Campement d'émigrants juifs à la gare de Lyon
La cour de la gare de Lyon, à Paris, présentait, ces jours derniers, un aspect singulièrement curieux et aussi singulièrement attristant.
Une centaine de malheureux vêtus de loques bigarrées et parfaitement sordides y avaient établi leur campement, à l'énorme stupéfaction des employés et des voyageurs.
Ils étaient là, comme notre dessin les représente, faisant leur cuisine, lavant leurs loques dans des troncs d'arbres creusés qui leur servent à la fois de baquet et de berceau pour leurs enfants, et, la nuit venue, se serrant les uns contre les autres pour dormir.
Tout d'abord, ils s'étaient installés sous la véranda; mais les voyageurs se plaignirent du contact possible, étant donnée la malpropreté trop visible de ces étranges voyageurs; de plus, en ces temps où l'on craint tant les épidémies,, on invoqua la cause sacrée de la salubrité publique.
Aussitôt on repoussa les pauvres bagages jusque dans la cour, et toute la bande les suivit, résignée, sans une plainte.

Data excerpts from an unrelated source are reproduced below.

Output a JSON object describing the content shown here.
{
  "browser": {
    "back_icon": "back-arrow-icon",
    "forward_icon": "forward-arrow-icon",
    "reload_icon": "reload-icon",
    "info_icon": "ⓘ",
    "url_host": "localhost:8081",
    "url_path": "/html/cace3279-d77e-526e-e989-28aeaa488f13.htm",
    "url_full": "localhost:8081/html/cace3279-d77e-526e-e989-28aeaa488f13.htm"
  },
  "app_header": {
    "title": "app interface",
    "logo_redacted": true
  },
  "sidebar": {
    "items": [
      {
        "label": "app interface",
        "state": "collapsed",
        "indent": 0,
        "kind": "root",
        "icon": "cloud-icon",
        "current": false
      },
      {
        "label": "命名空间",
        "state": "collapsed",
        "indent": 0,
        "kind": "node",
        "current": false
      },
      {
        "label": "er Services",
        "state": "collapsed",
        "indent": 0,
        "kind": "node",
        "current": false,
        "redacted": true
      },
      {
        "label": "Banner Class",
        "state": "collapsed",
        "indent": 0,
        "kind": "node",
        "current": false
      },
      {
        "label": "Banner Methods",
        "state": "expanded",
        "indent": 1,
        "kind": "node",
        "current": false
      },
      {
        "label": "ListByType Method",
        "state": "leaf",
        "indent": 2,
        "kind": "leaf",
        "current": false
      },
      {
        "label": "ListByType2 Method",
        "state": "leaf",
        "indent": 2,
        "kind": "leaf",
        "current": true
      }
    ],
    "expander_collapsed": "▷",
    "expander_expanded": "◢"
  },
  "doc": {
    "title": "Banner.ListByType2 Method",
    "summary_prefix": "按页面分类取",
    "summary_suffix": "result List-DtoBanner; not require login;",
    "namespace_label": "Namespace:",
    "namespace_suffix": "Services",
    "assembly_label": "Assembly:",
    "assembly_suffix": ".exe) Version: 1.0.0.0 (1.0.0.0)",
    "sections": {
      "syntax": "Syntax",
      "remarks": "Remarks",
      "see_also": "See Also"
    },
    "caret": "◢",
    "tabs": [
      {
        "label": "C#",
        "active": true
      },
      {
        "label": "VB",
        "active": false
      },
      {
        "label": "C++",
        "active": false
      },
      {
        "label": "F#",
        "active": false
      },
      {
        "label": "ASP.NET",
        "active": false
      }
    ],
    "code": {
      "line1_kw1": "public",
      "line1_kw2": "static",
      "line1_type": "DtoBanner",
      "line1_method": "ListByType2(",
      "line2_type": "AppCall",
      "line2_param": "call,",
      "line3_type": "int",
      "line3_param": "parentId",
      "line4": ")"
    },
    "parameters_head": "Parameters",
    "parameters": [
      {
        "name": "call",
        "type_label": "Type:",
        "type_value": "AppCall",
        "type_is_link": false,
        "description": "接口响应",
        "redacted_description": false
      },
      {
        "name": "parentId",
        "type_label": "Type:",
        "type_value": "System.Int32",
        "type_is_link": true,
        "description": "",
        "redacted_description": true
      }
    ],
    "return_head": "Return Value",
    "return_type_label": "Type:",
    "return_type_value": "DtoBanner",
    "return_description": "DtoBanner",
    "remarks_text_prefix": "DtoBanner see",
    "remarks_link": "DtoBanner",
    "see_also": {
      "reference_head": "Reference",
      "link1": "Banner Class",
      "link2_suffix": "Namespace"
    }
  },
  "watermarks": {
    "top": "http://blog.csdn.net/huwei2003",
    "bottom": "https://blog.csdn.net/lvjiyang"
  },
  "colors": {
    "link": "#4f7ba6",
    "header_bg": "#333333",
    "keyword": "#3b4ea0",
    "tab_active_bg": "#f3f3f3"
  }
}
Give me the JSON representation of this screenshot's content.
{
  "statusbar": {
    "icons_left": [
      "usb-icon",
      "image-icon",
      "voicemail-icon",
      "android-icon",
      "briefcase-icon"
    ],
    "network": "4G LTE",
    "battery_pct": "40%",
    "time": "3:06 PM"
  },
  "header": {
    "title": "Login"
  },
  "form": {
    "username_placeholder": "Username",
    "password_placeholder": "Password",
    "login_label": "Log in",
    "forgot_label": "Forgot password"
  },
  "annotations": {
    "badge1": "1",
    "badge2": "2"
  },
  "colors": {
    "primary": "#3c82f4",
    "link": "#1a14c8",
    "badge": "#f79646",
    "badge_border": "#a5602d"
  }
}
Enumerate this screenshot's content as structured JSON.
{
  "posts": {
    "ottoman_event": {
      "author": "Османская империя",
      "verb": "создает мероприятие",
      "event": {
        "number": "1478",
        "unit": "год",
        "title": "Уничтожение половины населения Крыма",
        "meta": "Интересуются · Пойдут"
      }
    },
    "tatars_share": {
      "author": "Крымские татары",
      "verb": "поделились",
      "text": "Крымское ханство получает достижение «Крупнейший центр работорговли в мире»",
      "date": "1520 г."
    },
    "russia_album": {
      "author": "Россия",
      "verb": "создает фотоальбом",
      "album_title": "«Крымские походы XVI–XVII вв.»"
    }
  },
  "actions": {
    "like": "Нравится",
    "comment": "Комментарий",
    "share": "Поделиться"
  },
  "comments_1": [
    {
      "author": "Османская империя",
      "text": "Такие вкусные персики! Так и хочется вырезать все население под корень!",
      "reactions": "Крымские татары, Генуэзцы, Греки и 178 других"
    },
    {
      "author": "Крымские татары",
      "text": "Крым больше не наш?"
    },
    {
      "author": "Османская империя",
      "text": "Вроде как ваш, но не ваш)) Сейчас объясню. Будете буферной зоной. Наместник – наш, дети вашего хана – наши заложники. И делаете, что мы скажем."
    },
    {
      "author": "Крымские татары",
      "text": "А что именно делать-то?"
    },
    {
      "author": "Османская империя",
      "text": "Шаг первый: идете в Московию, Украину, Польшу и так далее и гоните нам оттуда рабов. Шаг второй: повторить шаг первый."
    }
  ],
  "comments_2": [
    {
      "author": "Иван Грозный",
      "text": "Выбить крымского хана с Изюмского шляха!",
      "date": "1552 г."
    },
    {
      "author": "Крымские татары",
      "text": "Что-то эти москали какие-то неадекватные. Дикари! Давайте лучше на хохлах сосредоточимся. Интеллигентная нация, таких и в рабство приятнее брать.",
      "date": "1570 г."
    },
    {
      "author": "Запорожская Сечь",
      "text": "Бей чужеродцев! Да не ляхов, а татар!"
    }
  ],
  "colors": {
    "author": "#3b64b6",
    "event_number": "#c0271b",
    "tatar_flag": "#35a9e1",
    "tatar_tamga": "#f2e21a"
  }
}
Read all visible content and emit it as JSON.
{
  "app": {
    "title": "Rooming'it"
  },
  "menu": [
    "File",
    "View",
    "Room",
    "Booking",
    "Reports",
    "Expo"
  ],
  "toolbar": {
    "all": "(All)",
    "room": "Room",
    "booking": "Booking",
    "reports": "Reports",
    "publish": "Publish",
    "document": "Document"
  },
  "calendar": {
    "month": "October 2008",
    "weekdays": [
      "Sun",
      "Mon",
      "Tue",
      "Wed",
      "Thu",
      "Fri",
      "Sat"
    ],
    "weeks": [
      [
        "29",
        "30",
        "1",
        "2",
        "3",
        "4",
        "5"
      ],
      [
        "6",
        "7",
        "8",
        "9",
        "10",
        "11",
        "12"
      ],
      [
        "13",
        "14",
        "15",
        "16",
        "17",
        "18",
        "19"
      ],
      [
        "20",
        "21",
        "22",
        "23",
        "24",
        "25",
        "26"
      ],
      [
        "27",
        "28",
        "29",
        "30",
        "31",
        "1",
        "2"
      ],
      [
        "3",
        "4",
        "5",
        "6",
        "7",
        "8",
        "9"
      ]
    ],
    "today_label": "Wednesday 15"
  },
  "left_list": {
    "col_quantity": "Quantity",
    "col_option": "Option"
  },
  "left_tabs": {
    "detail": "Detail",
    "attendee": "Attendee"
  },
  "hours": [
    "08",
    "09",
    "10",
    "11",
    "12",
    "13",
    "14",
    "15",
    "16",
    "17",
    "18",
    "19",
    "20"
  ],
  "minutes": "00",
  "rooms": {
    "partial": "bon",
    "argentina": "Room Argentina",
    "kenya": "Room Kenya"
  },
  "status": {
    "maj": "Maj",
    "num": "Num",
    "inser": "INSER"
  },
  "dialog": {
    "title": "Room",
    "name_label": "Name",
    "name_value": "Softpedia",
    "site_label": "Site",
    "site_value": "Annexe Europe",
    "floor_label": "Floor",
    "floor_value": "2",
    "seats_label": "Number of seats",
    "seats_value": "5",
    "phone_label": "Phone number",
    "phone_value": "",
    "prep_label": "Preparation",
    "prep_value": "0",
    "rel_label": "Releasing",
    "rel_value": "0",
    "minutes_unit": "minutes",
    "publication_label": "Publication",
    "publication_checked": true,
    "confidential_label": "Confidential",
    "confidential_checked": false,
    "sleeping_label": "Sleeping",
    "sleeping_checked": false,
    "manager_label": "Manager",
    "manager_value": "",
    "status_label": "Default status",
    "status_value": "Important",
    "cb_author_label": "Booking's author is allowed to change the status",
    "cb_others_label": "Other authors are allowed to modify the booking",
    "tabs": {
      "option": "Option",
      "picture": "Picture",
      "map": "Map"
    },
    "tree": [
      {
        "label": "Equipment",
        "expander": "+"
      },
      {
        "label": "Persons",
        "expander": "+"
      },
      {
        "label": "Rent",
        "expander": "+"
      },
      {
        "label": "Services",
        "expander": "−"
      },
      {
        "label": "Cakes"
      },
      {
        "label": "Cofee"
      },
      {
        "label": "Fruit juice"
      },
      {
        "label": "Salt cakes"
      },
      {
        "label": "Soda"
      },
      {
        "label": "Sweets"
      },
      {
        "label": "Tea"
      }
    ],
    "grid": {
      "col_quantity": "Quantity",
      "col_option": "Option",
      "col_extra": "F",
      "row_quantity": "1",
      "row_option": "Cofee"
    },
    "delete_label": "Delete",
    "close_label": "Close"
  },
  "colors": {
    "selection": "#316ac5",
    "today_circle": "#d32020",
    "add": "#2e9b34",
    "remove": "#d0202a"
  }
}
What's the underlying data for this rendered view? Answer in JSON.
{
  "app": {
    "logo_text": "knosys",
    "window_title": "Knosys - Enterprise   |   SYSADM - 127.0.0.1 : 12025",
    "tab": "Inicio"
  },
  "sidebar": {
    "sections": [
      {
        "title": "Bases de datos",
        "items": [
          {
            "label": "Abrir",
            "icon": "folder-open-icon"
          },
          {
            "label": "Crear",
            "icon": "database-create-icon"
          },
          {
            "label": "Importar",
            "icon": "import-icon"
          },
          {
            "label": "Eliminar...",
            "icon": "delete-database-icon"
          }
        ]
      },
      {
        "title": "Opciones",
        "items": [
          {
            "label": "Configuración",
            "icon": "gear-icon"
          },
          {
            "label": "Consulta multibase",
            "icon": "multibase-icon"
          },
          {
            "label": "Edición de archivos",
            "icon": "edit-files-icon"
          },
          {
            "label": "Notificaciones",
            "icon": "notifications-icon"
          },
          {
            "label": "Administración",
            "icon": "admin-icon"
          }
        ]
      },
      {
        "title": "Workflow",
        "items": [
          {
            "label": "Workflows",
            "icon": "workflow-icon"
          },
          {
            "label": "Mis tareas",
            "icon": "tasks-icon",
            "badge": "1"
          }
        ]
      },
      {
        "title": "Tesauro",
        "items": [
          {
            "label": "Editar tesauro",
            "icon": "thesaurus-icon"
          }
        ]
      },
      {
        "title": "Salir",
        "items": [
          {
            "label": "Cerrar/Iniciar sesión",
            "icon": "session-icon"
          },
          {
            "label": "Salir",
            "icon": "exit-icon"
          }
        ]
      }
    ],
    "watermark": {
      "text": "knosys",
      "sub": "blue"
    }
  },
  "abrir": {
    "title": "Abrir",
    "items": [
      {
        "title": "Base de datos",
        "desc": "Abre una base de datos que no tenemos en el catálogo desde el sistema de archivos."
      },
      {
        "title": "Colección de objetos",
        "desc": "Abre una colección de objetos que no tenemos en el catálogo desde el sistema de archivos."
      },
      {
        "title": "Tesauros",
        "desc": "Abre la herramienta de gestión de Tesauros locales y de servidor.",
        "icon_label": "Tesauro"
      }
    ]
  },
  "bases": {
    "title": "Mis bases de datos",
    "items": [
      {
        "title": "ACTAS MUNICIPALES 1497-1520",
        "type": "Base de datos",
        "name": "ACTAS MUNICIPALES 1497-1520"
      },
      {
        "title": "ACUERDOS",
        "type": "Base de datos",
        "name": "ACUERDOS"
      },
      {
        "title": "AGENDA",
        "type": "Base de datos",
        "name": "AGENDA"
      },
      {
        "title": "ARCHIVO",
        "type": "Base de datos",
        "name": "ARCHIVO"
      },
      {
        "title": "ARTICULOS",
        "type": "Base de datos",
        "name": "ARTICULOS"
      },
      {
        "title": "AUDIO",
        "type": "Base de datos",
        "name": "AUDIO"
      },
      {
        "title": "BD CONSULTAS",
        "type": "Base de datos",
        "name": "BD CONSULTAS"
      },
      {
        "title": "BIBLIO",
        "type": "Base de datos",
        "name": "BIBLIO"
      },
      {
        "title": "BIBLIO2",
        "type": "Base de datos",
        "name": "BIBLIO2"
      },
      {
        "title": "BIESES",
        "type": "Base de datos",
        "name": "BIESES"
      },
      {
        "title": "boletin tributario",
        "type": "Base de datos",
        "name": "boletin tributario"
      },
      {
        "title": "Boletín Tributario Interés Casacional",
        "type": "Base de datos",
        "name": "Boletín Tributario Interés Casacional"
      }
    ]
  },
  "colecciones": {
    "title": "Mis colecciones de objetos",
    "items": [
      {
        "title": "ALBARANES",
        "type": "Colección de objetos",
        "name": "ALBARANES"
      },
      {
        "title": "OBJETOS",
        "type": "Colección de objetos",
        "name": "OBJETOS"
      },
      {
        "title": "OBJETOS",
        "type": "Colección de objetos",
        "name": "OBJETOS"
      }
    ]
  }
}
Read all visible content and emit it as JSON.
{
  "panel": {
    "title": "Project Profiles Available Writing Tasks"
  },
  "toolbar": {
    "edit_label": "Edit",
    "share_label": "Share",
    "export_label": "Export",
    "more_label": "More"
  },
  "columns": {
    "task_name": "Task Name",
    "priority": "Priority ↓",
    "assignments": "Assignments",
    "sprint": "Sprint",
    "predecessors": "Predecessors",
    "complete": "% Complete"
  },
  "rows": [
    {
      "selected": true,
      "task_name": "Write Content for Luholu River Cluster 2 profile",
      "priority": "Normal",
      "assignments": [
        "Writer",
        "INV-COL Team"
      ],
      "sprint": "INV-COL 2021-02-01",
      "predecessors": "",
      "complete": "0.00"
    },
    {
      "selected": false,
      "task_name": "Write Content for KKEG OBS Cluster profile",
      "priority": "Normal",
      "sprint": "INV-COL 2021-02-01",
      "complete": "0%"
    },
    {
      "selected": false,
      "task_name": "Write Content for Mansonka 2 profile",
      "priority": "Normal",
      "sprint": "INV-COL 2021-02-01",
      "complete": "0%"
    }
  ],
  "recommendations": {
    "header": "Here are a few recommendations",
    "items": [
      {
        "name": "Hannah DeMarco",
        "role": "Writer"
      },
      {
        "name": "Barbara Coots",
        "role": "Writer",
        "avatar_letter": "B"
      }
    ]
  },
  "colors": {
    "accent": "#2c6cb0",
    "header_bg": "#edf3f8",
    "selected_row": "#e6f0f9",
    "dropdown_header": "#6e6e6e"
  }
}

Pour quelques instants le campement se reforma en plein air, il fut encore dispersé; alors la triste bande descendit sur le boulevard et s'installa le long du mur de Mazas, puis revint encore dans la gare, et enfin grâce à la charité put être logée dans deux hôtels de la rue Charenton et de la rue de Citeaux. Maintenant ils sont partis pour l'Amérique où ils trouveront une terre moins dure que celle de leur propre pays.
Ces envahisseurs sont des juifs roumains expulsés. Il se fait en ce moment, comme on sait, dans certaines contrées de l'Est extrême de l'Europe, une grande chasse aux juifs. Nous n'avons ni à en examiner ni à en apprécier les causes. Qui a raison, qui a tort ? On se trouve vraiment en peine de décider quand on entend les arguments produits des deux côtés. Mais il est un fait indéniable : c'est que voilà bien des malheureux! Voilà bien des vieillards, des femmes, des enfants chassés comme des bêtes fauves et laissés sans foyer et sans pain! Quoiqu'on leur reproche, il est impossible de n'être point touché de tant de misère.
Aussi approuvons-nous fort le comité de bienfaisance israélite de Paris, qui a uni ses efforts à ceux du baron de Hirsch pour améliorer la situation des émigrants juifs.
Et si quelque antisémite fougueux nous blâmait de notre pitié, nous lui répondrions avec la poête latin : Homo sum et nil humani a me alienum puto. Je suis homme et j'estime que rien de ce qui est humain ne doit m'être étranger.
Cette illustration est tirée du Supplément Illustré du Petit Journal daté du samedi 10 septembre 1892. Le commentaire qui s'y rapporte ménage soigneusement les nombreux lecteurs antisémites du journal (la machination contre Dreyfus éclatera deux ans plus tard) en refusant de prendre parti face à la « chasse aux juifs » ; il décrit cependant avec compassion la situation de ces émigrants expulsés de Roumanie.
A cette date, Tina avait 7 ans du côté de Braïla (ou Iasi) et Abraham 9 ans à Bucarest. Ils n'étaient pas très loin d'émigrer à leur tour.